Aldridge's case illustrates the problem, Guglielmi said. One of the two brothers charged with murder in the killing, 26-year-old Darwin Sorrells Jr., was on parole after being sentenced to six years in prison for a gun-related conviction. Guglielmi said Sorrells served less than half of his sentence and was released in February.

Darwin Sorrells, Jr., left, and Derren Sorrells have been charged with first-degree murder in the death of Nykea Aldridge.

He and his 22-year-old brother Derren Sorrells, also charged with murder in Aldridge's killing, were reportedly gang members, the younger with six felony convictions on his record.

Guglielmi said that the vast majority of Chicago's shootings are committed by a relatively small group of offenders — "about 1,400 to 1,500 individuals" — concentrated in just a few police districts on the city's south and west sides. Many are young men enlisted by gangs to "commit brazen acts of violence" using guns as the "tools of their trade."

And the penalties these offenders face, Guglielmi argued, don't function as deterrents.

"We’ve literally done interviews with gang members and they continue to tell us that the penalties imposed by the gang far outweigh what the criminal justice system will do," he said.

Other factors potentially exacerbating the violence include a lack of economic opportunity, Guglielmi said, and tensions between the community and officers. Those tensions are running particularly high due to recent police shootings across the US, including the October 2014 shooting of Laquan McDonald and last month's shooting of Paul O'Neal, both in Chicago.

"No one wants to become the next viral video," Guglielmi added, referring to the effect the footage has had on officers. "These kind of factors have an impact on workforces."

Mayor Rahm Emanuel did not respond to BuzzFeed News' requests for comment on the spike in shootings, but earlier this month spoke about public confidence in police, saying they are "part of the solution."

On Tuesday, Chicago Police Superintendent Eddie Johnson moved to fire the officers involved in McDonald's shooting.

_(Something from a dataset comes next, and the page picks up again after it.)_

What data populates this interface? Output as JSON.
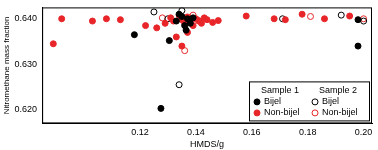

And Emanuel is pushing for changes to the way police shootings are investigated.

The Chicago Police Department has also taken measures to address what it sees as the causes of the gun violence. Last month, Johnson partnered with state lawmakers to craft legislation that would more severely penalize criminals with repeat gun convictions. Illinois Sen. Kwame Raoul, the sponsor of the legislation, did not respond to BuzzFeed News' request for comment.

Guglielmi also said that his department has worked to identify potential offenders and victims using an algorithm that analyses risk factors, such as gang affiliation and past convictions. The city is trying to take guns off the street, including 6,000 this year, via a variety of programs.

Despite those efforts, however, the violence has continued to rise.

"We have to really set up that culture of accountability," Guglielmi said. "It’s something the city has to do collectively."